International Internet Magazine. Baltic States news & analytics
Wednesday, 01.10.2014, 13:11
Core inflation in Latvia likely to return to 2.5% at end-2013
Price dynamics in Latvia this year will be determined by the comparatively weak economic development in the European Union, which will also result in low inflation. The report says that there are no grounds to expect changes in food and energy price dynamics in 2013.
According to the program, the number of residents employed in the national economy will increase 1.4% in 2014, and it will continue to increase by an average 1.3% annually in the three subsequent years. Therefore, gross domestic product growth, just as in the past years, will be rather ensured by increasing productivity, not the number of employees.
According to the macroeconomic development scenario, Latvian economy will continue to be one of the fastest growing economies in the EU in the medium term. Taking into account the continuing recession in the eurozone and the fact that last year's record harvest will not be repeated this year, GDP quarterly growth pace will continue to reduce in the short term, and GDP quarterly growth will return to about 1% from the latter part of the year. GDP growth forecast for 2013 and for the medium-term is 4%, says the report.
With the employment gradually increasing, the unemployment rate will reduce in the medium-term, partly due to an expected reduction in the number of economically-active residents. This year, unemployment is to decrease to 12.6% of economically-active residents, and it will further decrease to under 10% in 2015. At the same time, the proportion of long-term unemployed will remain high, which means discrepancies in supply and demand on the labor market, and suggests structural unemployment risks, which may result in shortage of labor in certain professions and sectors in the future.
The growth in productivity over the past two years will remain as high until 2016. In the past four years, productivity has been growing faster than the actual remuneration, thereby increasing Latvia's competitiveness on external markets.
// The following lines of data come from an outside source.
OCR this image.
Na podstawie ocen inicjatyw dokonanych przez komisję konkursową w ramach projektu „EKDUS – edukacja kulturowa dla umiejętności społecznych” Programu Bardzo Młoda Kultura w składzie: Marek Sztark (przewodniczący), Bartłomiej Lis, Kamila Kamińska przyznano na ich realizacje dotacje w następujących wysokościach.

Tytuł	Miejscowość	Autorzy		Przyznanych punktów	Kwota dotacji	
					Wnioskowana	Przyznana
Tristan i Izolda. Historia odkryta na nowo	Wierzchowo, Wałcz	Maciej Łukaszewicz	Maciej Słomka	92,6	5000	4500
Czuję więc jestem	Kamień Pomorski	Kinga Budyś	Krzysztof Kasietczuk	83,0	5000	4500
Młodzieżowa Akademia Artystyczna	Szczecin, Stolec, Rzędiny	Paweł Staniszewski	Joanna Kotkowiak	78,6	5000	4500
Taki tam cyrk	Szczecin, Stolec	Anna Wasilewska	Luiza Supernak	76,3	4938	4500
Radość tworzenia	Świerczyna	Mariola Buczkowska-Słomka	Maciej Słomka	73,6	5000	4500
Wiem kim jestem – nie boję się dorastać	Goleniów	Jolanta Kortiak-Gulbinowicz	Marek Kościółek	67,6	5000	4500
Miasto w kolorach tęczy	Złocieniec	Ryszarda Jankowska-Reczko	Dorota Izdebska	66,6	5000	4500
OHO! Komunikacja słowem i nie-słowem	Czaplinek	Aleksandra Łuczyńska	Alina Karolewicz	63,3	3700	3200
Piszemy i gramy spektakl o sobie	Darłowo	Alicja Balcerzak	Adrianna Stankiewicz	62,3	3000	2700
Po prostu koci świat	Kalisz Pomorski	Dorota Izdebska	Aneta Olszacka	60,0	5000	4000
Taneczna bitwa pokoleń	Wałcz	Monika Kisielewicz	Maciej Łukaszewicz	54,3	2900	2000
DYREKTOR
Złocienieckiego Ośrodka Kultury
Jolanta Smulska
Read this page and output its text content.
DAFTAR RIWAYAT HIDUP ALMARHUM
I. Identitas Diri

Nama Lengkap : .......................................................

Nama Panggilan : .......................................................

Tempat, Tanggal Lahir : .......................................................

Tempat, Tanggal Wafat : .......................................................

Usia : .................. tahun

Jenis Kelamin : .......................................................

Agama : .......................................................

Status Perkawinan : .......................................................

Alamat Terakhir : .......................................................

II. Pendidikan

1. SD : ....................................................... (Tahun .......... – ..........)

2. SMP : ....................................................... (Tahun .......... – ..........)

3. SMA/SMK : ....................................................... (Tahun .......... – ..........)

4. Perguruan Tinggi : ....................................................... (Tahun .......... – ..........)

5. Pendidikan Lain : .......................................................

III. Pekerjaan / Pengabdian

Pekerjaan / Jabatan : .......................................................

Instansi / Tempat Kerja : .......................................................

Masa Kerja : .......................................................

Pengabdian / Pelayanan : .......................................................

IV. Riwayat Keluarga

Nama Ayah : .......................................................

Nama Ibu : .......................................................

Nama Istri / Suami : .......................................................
It is expected that wage growth will not exceed productivity growth in the coming years too.
The Convergence Program notes several negative and positive risks.
One of the negative risks is that economic recovery in the euro area could be slower than anticipated, affecting Latvia's overall growth pace.
The unconvincing economic recovery in the eurozone and reducing economic growth pace in Latvia may also affect businessmen and consumers' confidence and therefore reduce the growth in demand in Latvia – households could choose to rather save money than spend it, whereas companies could invest less money than now.
The other negative risks include increasing labor costs, reducing number of economically-active residents, differences between the supply and demand on the labor market. This, in turn, may affect companies' workforces, growth and competitiveness of Latvia's exports, and investments, says the report.
Latvian banking sector's close ties with the Scandinavian banks is also seen as a risk. Should the eurozone countries' problems grow worse, Latvian companies' ability to borrow from banks could be affected, or bank loans could become more expensive.
The report also mentions such risks as the anticipated increase in electricity rates in Latvia, possible risks to residents' purchasing capacity, faster price growth than anticipated.
Whereas the main positive risks to the economic development of Latvia depend on avoiding the negative risks. Solving the eurozone debt crisis could have a better effect than currently expected, and the global economy development may be faster than anticipated. International lenders and rating agencies' assessment of the Latvian national economy confirms that the business environment in Latvia continues to improve, which may prompt influx of investment.
Latvia's accession to the euro area in 2014 is an important positive risk to the attraction of new investors in the medium term. Reducing currency risks may also result in a faster growth in exports. Likewise, absorption of EU funds and companies' savings have been a positive risk to the growth of investments in the Latvian economy.
The report also mentions such positive risks as banks' liquidity ratio and preparedness to lend to companies, strong stimuli to consumption growth, including the increasing wages and reducing tax burden, state support for re-emigration, mobility and retraining, which may accelerate re-emigration to Latvia, and if energy and commodity prices are lower than projected, inflation in Latvia will be lower than anticipated.
The Convergence Program for 2013-2016 is a medium-term policy document that describes Latvia's fiscal policy in 2013-2016. The Convergence Program is aimed at pursuing rigid and sustainable fiscal policy and ensuring the macroeconomic stability. The report describes the economic situation in Latvia, the effect of structural reforms on the national economy and public finances, the overall government budget and debt, macroeconomic scenario risks, comparison to the Latvian Convergence Program for 2012-2015 and recommendations by the EU Council, a comparison of the general government budget balance and debt projections, quality and sustainability of the public finances.
The Convergence Program will be submitted to the European Commission.